For the second time in a year, a federal judge rejected a plaintiff’s attorney’s argument that an insurance carrier acted in bad faith by using the Mitchell Decision Point program when calculating the value of a Colorado policyholder’s underinsured motorist claim.
U.S. District Judge Kathleen M. Tafoya in Denver denied a motion that sought summary judgment in favor of plaintiff Austin Benson in a bad faith suit against Allstate Fire and Casualty Insurance Co.
Denver attorney Heather E. Hackett argued that Allstate’s use of Mitchell Decision Point violated the state’s collateral source rule.
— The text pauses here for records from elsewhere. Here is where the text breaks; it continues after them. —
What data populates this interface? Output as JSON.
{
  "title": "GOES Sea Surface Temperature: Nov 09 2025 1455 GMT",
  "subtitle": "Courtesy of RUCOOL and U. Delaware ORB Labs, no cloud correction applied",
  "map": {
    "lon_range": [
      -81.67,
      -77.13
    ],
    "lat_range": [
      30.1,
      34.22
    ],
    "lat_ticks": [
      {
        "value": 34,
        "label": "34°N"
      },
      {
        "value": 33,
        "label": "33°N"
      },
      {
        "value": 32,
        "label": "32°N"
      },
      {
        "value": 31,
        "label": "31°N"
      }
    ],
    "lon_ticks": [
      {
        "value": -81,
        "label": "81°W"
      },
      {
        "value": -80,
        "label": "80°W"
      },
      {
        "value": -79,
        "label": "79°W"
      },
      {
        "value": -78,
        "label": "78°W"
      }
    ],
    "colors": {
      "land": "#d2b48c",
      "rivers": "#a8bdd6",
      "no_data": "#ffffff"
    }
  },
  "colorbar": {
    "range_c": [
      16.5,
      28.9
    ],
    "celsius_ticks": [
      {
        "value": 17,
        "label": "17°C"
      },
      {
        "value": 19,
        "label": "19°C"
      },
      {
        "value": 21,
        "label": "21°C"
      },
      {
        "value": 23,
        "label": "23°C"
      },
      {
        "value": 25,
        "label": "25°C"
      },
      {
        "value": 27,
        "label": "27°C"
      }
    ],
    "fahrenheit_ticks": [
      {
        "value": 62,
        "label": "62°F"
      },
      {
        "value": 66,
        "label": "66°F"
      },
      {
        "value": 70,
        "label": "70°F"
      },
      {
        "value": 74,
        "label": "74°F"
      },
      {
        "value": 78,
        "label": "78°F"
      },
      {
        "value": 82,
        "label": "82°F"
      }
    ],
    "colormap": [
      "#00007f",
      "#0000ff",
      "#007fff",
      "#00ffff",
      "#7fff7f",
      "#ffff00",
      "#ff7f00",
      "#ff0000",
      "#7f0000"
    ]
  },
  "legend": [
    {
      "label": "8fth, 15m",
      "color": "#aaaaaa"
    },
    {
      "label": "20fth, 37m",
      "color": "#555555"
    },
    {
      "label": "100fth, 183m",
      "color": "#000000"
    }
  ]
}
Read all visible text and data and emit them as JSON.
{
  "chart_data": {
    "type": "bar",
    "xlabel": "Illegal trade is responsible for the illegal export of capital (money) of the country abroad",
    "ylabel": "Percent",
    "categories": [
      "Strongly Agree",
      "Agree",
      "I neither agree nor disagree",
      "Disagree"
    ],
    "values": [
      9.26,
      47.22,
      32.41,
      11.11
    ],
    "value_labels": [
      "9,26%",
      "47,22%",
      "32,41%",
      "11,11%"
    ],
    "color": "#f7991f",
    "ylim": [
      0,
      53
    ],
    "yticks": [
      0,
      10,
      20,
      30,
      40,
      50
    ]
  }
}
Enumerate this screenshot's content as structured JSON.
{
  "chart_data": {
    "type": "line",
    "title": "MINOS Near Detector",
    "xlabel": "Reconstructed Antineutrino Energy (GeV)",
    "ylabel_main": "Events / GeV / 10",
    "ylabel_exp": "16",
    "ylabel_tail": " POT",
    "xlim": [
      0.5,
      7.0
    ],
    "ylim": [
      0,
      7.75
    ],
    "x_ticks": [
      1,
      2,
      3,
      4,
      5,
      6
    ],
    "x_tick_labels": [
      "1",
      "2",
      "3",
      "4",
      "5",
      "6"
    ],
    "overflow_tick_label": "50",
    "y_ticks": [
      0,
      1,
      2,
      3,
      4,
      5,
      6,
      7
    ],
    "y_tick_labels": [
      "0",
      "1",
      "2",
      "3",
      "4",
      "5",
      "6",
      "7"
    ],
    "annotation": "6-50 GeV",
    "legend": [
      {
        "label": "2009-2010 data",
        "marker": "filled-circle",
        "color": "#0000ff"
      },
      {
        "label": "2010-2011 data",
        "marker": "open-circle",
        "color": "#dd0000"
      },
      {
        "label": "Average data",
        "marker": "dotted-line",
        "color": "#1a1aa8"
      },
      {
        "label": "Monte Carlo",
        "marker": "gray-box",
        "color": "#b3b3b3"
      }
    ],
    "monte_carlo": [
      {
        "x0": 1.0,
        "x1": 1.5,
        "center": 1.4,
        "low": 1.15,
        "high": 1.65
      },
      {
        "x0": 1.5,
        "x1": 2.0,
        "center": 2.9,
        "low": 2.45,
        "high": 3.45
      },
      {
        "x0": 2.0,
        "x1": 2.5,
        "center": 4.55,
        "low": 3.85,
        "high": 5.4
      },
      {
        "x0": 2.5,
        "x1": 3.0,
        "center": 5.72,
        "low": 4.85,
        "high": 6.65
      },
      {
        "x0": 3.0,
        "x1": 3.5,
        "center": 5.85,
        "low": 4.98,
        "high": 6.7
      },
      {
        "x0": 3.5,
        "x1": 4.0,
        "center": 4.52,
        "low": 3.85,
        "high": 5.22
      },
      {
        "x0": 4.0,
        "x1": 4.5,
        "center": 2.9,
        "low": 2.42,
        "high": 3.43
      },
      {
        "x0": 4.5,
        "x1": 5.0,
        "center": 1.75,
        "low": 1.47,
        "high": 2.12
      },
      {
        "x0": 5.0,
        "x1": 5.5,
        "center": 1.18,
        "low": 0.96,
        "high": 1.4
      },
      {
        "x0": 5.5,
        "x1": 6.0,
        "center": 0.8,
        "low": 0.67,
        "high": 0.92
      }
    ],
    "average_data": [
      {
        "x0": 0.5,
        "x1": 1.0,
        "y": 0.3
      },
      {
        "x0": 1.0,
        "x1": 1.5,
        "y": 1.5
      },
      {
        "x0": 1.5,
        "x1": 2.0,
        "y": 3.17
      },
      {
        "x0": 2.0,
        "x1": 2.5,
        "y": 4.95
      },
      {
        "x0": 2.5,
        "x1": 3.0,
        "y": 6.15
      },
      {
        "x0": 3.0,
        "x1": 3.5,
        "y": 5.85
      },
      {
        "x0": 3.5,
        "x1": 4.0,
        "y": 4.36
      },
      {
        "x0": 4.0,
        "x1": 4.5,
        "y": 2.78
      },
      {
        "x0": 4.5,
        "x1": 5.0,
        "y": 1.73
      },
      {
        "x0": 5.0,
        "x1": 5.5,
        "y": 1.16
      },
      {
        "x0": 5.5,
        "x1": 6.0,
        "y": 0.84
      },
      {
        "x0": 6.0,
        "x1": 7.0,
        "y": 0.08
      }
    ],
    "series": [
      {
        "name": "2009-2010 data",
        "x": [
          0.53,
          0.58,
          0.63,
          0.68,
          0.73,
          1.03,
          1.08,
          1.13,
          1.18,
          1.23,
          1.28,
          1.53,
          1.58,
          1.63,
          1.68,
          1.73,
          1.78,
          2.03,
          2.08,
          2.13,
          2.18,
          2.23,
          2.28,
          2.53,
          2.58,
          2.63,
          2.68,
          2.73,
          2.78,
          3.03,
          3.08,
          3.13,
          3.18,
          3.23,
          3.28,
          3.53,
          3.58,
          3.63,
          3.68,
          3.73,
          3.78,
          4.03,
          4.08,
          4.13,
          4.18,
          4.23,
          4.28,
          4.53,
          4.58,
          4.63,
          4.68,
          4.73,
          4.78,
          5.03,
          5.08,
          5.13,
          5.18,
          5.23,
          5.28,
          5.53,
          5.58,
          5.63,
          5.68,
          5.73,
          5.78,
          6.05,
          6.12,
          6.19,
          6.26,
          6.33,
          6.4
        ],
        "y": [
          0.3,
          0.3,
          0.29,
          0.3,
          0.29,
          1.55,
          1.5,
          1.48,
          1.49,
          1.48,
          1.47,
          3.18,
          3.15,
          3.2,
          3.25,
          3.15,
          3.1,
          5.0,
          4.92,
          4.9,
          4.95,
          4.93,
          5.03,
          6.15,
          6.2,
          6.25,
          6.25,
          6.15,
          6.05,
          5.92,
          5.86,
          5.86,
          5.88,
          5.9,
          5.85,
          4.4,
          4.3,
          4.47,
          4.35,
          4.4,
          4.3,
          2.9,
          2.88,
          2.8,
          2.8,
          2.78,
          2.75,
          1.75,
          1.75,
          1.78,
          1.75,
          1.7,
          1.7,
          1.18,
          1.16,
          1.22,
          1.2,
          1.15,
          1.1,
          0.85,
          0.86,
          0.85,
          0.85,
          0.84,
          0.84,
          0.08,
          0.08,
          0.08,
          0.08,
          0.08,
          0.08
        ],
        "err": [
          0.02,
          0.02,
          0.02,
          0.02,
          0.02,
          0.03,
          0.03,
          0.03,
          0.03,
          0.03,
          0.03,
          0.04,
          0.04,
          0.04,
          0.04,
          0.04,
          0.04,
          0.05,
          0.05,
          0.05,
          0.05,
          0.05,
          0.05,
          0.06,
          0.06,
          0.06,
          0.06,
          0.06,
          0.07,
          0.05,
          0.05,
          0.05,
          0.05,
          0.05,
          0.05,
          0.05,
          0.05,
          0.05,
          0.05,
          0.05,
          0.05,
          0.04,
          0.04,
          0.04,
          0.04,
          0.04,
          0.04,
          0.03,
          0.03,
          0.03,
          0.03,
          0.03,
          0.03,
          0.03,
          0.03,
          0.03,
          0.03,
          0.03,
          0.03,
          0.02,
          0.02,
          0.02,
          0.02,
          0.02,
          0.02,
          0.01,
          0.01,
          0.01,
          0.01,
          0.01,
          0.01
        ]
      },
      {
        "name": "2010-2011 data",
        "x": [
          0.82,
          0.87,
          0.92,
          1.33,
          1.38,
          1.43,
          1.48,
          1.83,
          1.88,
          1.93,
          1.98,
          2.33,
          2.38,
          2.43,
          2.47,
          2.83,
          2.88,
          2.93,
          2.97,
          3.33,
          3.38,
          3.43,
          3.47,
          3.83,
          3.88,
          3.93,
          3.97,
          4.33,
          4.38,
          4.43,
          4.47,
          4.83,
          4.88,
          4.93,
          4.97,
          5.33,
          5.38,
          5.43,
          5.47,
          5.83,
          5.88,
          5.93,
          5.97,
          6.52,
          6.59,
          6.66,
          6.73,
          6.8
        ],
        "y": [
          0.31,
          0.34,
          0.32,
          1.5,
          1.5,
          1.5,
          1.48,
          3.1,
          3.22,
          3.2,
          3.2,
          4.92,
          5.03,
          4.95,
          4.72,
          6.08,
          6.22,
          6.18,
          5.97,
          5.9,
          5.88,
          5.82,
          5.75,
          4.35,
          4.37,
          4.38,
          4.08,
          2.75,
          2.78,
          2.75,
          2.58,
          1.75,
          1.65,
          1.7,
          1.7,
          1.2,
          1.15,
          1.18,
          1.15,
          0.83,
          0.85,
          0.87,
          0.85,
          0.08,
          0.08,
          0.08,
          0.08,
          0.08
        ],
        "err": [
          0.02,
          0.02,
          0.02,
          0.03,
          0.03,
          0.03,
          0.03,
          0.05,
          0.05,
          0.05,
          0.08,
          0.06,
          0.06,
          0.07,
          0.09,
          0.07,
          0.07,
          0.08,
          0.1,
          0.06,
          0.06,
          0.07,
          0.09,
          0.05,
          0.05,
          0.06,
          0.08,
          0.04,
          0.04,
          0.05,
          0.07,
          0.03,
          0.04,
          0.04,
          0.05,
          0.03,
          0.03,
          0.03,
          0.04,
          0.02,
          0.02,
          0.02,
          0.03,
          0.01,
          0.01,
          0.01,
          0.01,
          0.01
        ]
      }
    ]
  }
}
The statute requires insurers to pay the full cost of any covered medical treatment, before any discounts provided by insurance network agreements are granted, and without deducting payments from other insurers.
Judge Tafoya said in her decision that just because the Mitchell program may produce data that is inadmissible in court, that doesn’t necessarily mean it cannot be used at all.
“Plaintiff has provided no evidence from which the court could conclude that the use of MDP software as part of the evaluation process engaged in by Allstate adjusters is per se unreasonable, especially given the testimonial evidence that use of MDP was only a part of the overall process,” she said in an opinion issued Monday.
Benson suffered injuries to his spine, head, neck and left shoulder during an April 2015 single-vehicle car accident. He was driving his friend Jocelyn Thomas’ car on Highway 15 in Clarke County, Nevada, when Thomas unexpectedly leaned over him and jostled the steering wheel, causing the vehicle to run off the road.
Allstate insured both Thomas and Benson separately under a policy issued to his father. The carrier paid $50,000, the maximum limits of Thomas’ policy, but Benson claimed that did not cover the full extent of his losses. He filed an underinsured motorist claim under his father’s policy with Allstate, which he says has a limit of $100,000.
Allstate initially offered to settle the claim for $10,000. After Benson submitted $57,970.21 in medical bills, an Allstate claims adjuster determined that only $25,501 of those charges were reasonable and customary, according to Benson’s civil complaint. What’s more, the adjuster deducted $10,000 in Medical Payment Benefits Law payments that Benson had received. An Allstate attorney later agreed to remove that deduction.
Benson refused to accept the $20,000 final offer and filed suit, claiming he was entitled to not only the $100,000 policy limits but also an additional $200,000 in punitive damages for the unreasonable delay in paying the claim.
During discovery, Benson’s attorneys asked Allstate to reveal how the Mitchell Decision Point program works. The insurer refused. In August, Hackett filed a motion for summary judgment.
The motion says that Allstate’s adjuster testified that she did now know how the Decision Point program arrived at different amounts than the medical bills that were submitted.
“Reliance on other undisclosed information to ignore the billed amount of medical bills in order to devalue an insured’s claim is unreasonable on its face as it directly contradicts controlling Colorado law,” the motion states.
Judge Tafoya found that the case isn’t so clear cut. She said the facts are in dispute, as to whether Allstate based its decision to deny the claim was based on the Mitchell software or was reached after a fair review of the entire claim file. Moreover, the question of whether an insurer’s decisions are reasonable involves both questions of law and fact, Tafoya said.
“Ultimately, the jury must determine whether Allstate’s methodology for evaluating plaintiff’s injuries and required medical care was reasonable, including its use of the MDP software program,” the opinion states. “This central factual dispute cannot be resolved on summary judgment.”
Chief District Judge Marcia S. Krieger heard a similar argument in a case decided last April. In that case, plaintiff Linda Murway argued that Allstate had acted in bad faith by using Mitchell Design Point when calculating its settlement offer.
Even though a jury awarded Murway the entire $250,000 limit of her policy, Murway filed a separate bad-faith action after the case was resolved.
Judge Krieger ruled that Murway’s claim had already been decided in the first action and she could not have a second bite of the apple.